La loi de 1962 stipule que toute publication politique doit appartenir à des Libanais, que ce soit des personnes physiques ou morales. Le quotidien saoudien al-Sharq al-Awsat, a donc créé une société de droit libanais pour pouvoir diffuser au Liban ; et al-Balad (de son nom officiel Sada al-Balad) qui fait partie du groupe koweïtien al-Waseet International, est détenu au Liban par la société al-Balad SAL dont les actionnaires sont libanais. Le ministère libanais de l’Information reconnaît donc officiellement 20 quotidiens en activité au Liban, dont un en anglais, un en français et 18 en arabe : L’Orient-Le Jour ; The Daily Star ; An-Nahar ; Al-Liwa’ ; Al-Moustaqbal ; Al-Thabat ; Al-Jarida ; Al-Hayat ; Al-Akhbar ; Al-Anwar ; Al-Bariq ; Al-Diyar ; As-Safir ; Al-Sharq ; Al-Sharq al-Awsat ; Sada al-Balad ; Sada Loubnan ; Al-Nida’ ; Al-Balagh ; Al-Bina’.

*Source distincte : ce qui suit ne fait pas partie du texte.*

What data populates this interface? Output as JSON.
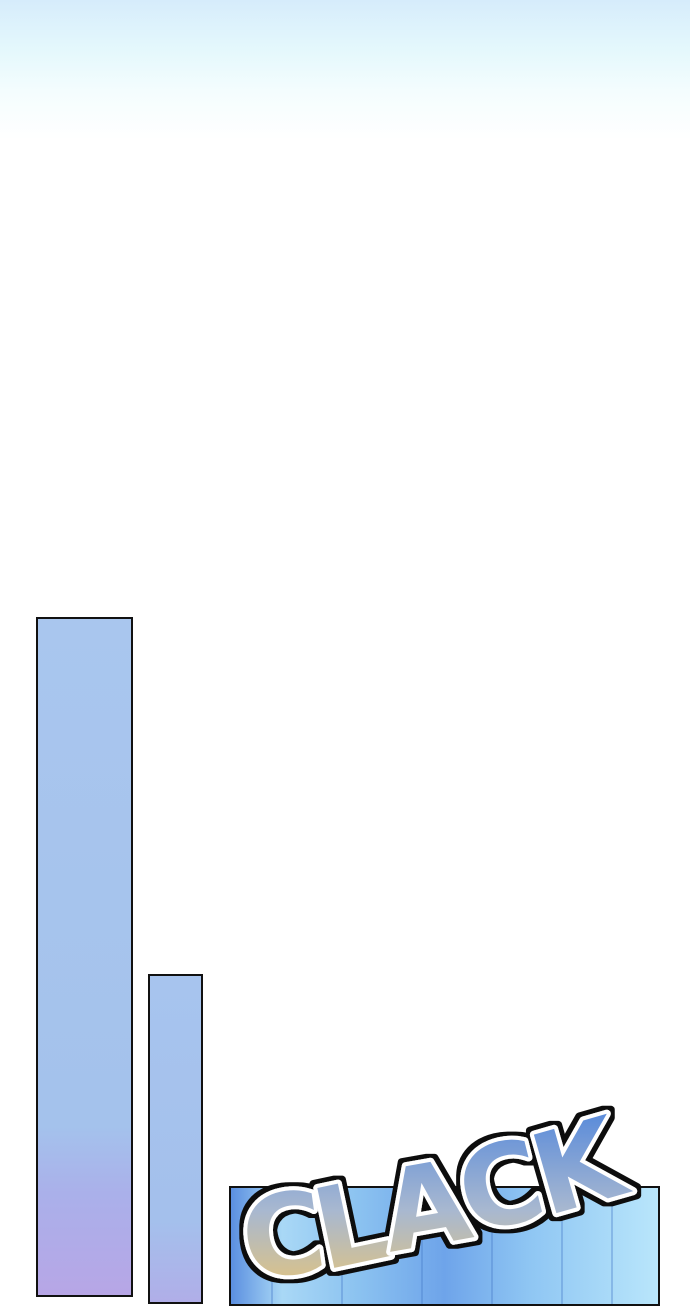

L’Orient-Le Jour : un quotidien francophone rentable
Né en 1971 de la fusion entre L’Orient de Georges Naccache et Gabriel Khabbaz, et Le Jour de Michel Chiha, L’Orient-Le Jour a longtemps été le seul quotidien francophone du Liban, jusqu’à l’arrivée récente de la version française d’al-Balad. Les principaux actionnaires du quotidien sont Michel Eddé, le groupe Choueiri, le groupe Pharaon et Rizk Rizk. Il est l’un des seuls quotidiens de la place libanaise à être rentable. Son budget de fonctionnement annuel, qui tourne autour de cinq millions de dollars, est aujourd’hui entièrement financé par les revenus publicitaires et par les revenus de la vente, selon son administrateur délégué Nayla de Freige. 1
35 personnes travaillent à son élaboration. Et son site Internet, relancé avec une nouvelle maquette début 2010, est dans le top 100 des sites libanais selon le site de statistiques Internet Alexa. La vente de bannières permet de le financer et des formules payantes sont mises au point. « Nous avons commencé à mettre en ligne une édition le dimanche, explique de Freige. L’étape suivante est le développement d’une rédaction web semi-indépendante, d’ici à 2011. » Malgré la montée en puissance du lectorat sur Internet, le tirage de l’édition papier resterait stable, à 16 000 exemplaires.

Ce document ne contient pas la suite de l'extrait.